No specific communication would even be necessary. All the key players understand the forces that are in play here, the incentive structure, the carrots and the sticks.
As regards "strategery," understand that different players call for different tactics. Some players may be "in" and "on board," while others may be exploited to achieve policy ends in a more Pavlovian fashion, leveraging their known stimulus-response characteristics You see the same motifs recurring over and over again in the Bush "strategery." Consider three different aspects of the post-911 situation that he has had to finesse: the anthrax threats, the Arafat problem, and the issue of confronting Iraq. In each case, some kind of stall and/or misdirection has been necessary to avoid things going off half-cocked. In each case, leftist or anti-American forces have been unwittingly leveraged to facilitate the administration's objective. The anthrax cover story leveraged the liberal media's enthusiasm for right-wing villains, and left-wing busybody Barbara Hatch Rosenberg's fixation on the bogeyman of the "military-industrial complex." The usual suspects internationally (France, Germany) facilitated the almost imperceptible removal of Saddam's cat's paw, Arafat, from the world stage, and are now giving Bush the cover he needs to go slow over any military confrontation with Iraq. In each case, in addition to the useful idiots, there have also been aligned forces which having knowingly conspired in the stall or misdirection. In the case of the anthrax, this included, at minimum, the FBI's Operation Amerithrax and it's author, Dr. Steven Hatfill. Colin Powell played the Hatfill/fall-guy role in the Arafat strategy, pretending to be a great, hand-wringing advocate of a continued relationship with our erstwhile "partner in peace." Powell has played the same role with respect to Iraq. My guess would be that, while Powell has, at least for the time being, "uncloaked," he has passed the baton onto that old KGB man, Vladimir Putin. And Vladimir knows how to keep a secret. Notice how, even though Russia's position on Iraq is virtually identical to France's, there's not the slightest indication that has lost his faith in Putin.

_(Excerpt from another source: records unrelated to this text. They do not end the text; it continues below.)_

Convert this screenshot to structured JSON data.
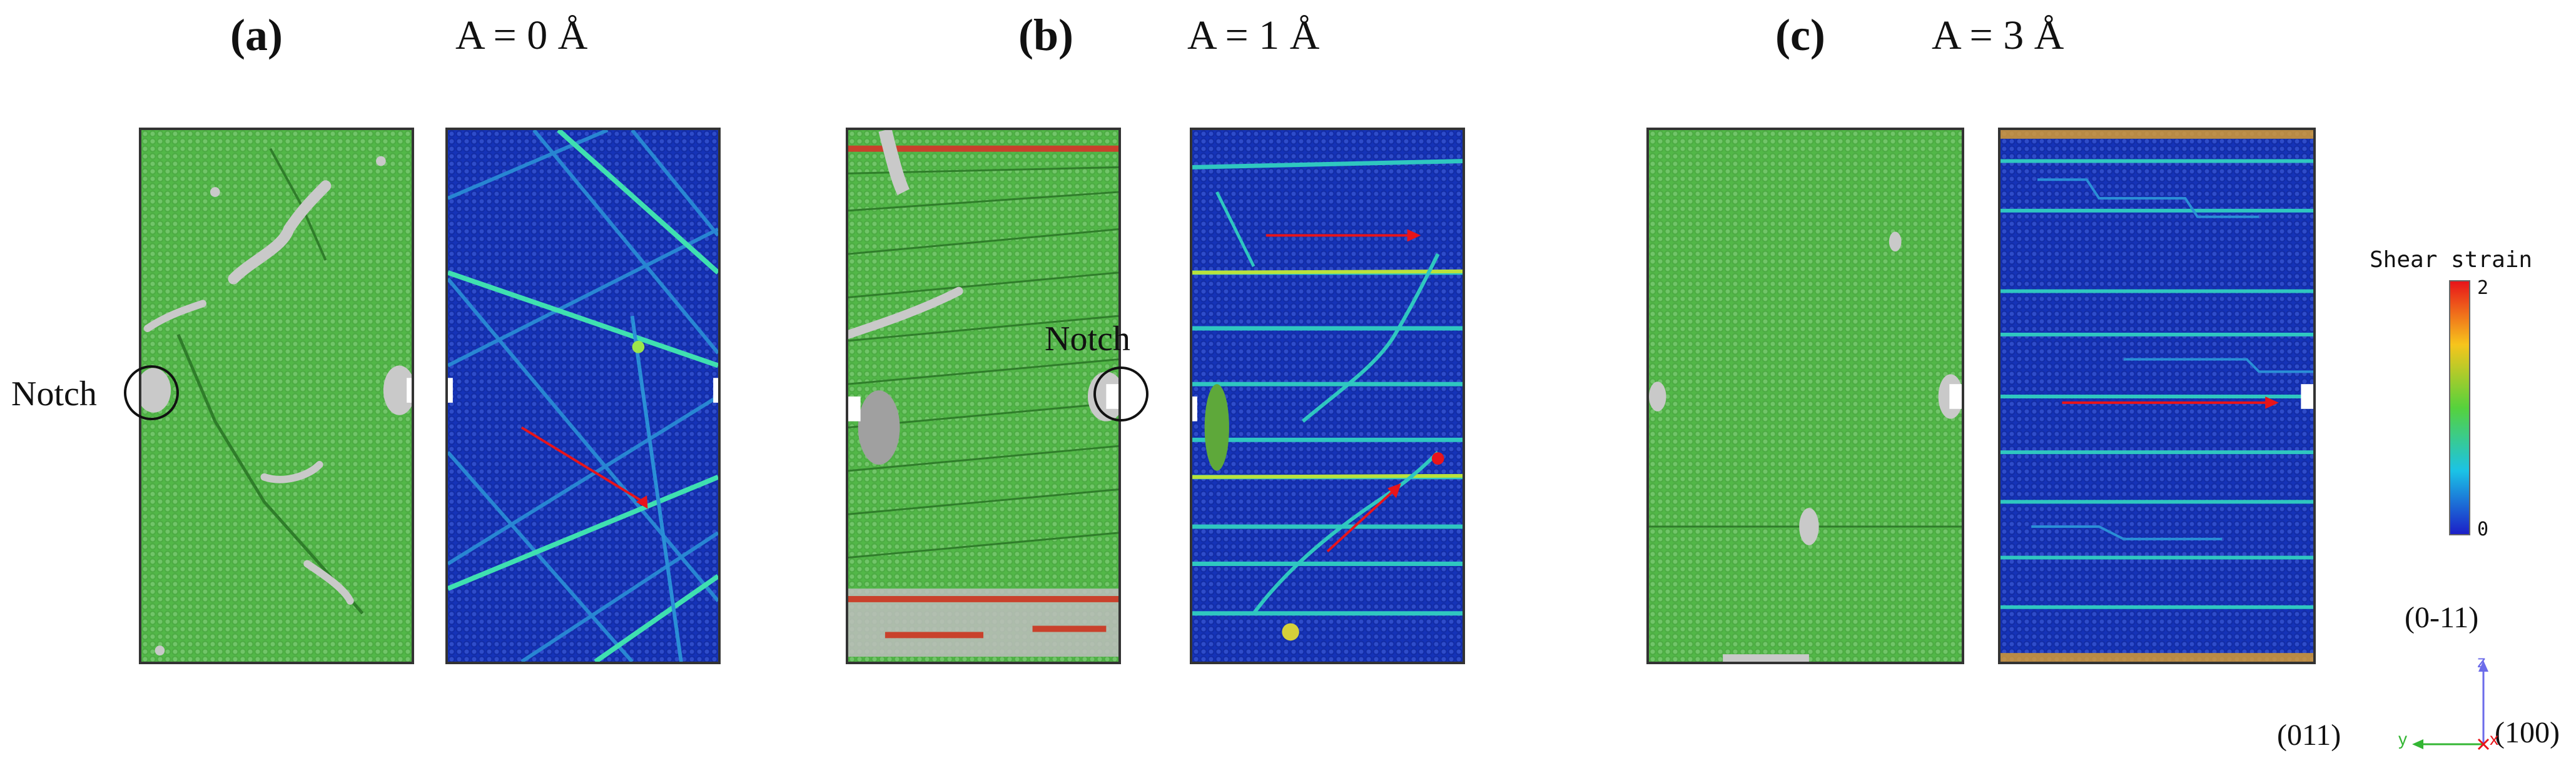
{
  "panels": [
    {
      "label": "(a)",
      "title": "A = 0 Å"
    },
    {
      "label": "(b)",
      "title": "A = 1 Å"
    },
    {
      "label": "(c)",
      "title": "A = 3 Å"
    }
  ],
  "annotations": {
    "notch_a": "Notch",
    "notch_b": "Notch"
  },
  "colorbar": {
    "title": "Shear strain",
    "max": "2",
    "min": "0",
    "colors": [
      "#e8141a",
      "#f7c51c",
      "#56d23c",
      "#1bc3e6",
      "#1c1fc8"
    ]
  },
  "orientation": {
    "z_direction": "(0-11)",
    "y_direction": "(011)",
    "x_direction": "(100)",
    "axis_z": "z",
    "axis_y": "y",
    "axis_x": "x"
  },
  "colors": {
    "fcc_atoms": "#52b848",
    "other_atoms": "#c8c8c8",
    "low_strain": "#1533b8",
    "arrow": "#e8141a"
  }
}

I don't know whether the Schroeder and Chirac personally fall into the useful-idiot category, or the knowing-shill category. I tend to suspect the former at this point -- I think they're the Barbara Hatch Rosenberg and Nic Kristof of the big strategy. But it doesn't matter, so long as they do what we need them to do. And right now, what we need them to do is to make it look like Bush is fearless and gung-ho for war, while giving him the cover he needs to postpone this thing until we are good and ready.